API campaign scheduling creates a unique operational challenge for pharma ZLD systems. Each API product has a different synthesis route, generating different waste streams with different inhibitory compounds, TDS levels, and recalcitrance characteristics. When a plant transitions from manufacturing one API to another, the ETP receives a completely different waste stream profile, potentially requiring different pre-treatment dosing, different MBBR acclimation periods, and different RO operating parameters. ZLD systems for multi-product API plants must be designed for the most challenging waste stream scenario, with flexible dosing and operating parameter adjustment capabilities. Pilot testing of each new API's waste stream before full-scale campaign discharge is strongly recommended.

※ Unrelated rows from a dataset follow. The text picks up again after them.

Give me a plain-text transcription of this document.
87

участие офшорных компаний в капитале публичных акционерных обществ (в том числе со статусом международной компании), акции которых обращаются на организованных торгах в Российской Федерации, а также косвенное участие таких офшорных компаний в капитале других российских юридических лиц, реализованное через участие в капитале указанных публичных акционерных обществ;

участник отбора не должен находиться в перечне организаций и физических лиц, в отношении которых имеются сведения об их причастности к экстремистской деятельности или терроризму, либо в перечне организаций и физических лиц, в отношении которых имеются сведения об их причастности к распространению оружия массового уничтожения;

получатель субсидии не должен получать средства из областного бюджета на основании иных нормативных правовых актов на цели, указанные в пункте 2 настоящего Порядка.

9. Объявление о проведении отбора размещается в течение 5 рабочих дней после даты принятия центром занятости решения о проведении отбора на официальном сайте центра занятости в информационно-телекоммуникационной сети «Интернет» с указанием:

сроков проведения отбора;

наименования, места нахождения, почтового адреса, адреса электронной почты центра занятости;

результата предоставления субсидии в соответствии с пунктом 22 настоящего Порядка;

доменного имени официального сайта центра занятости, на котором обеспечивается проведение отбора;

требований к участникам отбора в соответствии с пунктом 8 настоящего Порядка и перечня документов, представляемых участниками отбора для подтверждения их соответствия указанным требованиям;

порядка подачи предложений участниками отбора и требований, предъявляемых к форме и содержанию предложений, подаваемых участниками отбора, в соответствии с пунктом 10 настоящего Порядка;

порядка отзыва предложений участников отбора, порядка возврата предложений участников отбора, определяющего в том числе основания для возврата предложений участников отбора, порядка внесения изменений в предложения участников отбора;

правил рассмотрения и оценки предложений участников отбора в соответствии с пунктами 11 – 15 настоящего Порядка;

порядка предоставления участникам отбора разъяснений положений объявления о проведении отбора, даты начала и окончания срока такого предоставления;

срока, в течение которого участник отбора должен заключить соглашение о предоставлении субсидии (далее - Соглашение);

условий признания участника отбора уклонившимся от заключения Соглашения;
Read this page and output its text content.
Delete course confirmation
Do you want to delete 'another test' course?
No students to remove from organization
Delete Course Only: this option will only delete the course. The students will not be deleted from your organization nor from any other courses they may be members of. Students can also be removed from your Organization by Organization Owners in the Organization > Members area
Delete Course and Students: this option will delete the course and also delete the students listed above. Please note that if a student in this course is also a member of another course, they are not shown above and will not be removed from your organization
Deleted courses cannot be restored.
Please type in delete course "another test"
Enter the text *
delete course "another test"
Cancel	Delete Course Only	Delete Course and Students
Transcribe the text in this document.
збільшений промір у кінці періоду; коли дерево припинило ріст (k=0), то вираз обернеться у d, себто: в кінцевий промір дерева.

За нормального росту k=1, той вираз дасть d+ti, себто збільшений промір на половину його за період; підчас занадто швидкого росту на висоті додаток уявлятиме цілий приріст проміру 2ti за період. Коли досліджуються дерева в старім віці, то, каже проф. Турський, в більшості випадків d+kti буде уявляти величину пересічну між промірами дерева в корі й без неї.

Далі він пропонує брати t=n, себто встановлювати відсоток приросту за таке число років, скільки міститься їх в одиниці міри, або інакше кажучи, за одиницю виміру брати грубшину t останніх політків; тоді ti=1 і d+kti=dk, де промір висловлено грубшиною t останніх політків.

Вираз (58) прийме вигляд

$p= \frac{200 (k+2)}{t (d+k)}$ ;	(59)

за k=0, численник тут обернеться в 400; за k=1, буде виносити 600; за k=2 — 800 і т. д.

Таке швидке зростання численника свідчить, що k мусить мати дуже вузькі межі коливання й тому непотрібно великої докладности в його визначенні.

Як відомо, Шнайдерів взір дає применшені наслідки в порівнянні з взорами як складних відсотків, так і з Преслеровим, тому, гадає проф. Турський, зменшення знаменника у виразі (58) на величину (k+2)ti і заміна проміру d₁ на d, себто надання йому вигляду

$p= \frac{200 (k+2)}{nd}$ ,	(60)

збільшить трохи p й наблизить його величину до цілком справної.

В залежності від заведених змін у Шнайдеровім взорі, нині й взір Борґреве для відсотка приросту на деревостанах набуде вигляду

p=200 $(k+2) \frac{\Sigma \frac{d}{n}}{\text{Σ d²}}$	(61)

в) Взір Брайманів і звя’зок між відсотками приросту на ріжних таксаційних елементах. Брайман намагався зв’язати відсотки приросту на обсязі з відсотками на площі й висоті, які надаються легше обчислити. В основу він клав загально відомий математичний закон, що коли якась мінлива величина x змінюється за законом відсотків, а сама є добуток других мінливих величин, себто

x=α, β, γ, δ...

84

Spans Envirotech designs pharmaceutical ZLD systems with specific attention to API compound characterisation, solvent management, and RO membrane protection. Our pharmaceutical ETP designs include full-stream characterisation protocols, Fenton treatability testing, and membrane fouling risk assessment for each client's specific API portfolio. We work with API manufacturers in the Hyderabad API cluster, Ankleshwar chemical zone, Baddi pharmaceutical SEZ, and Aurangabad MIDC, providing ZLD systems that address both the current API portfolio and future campaign flexibility requirements.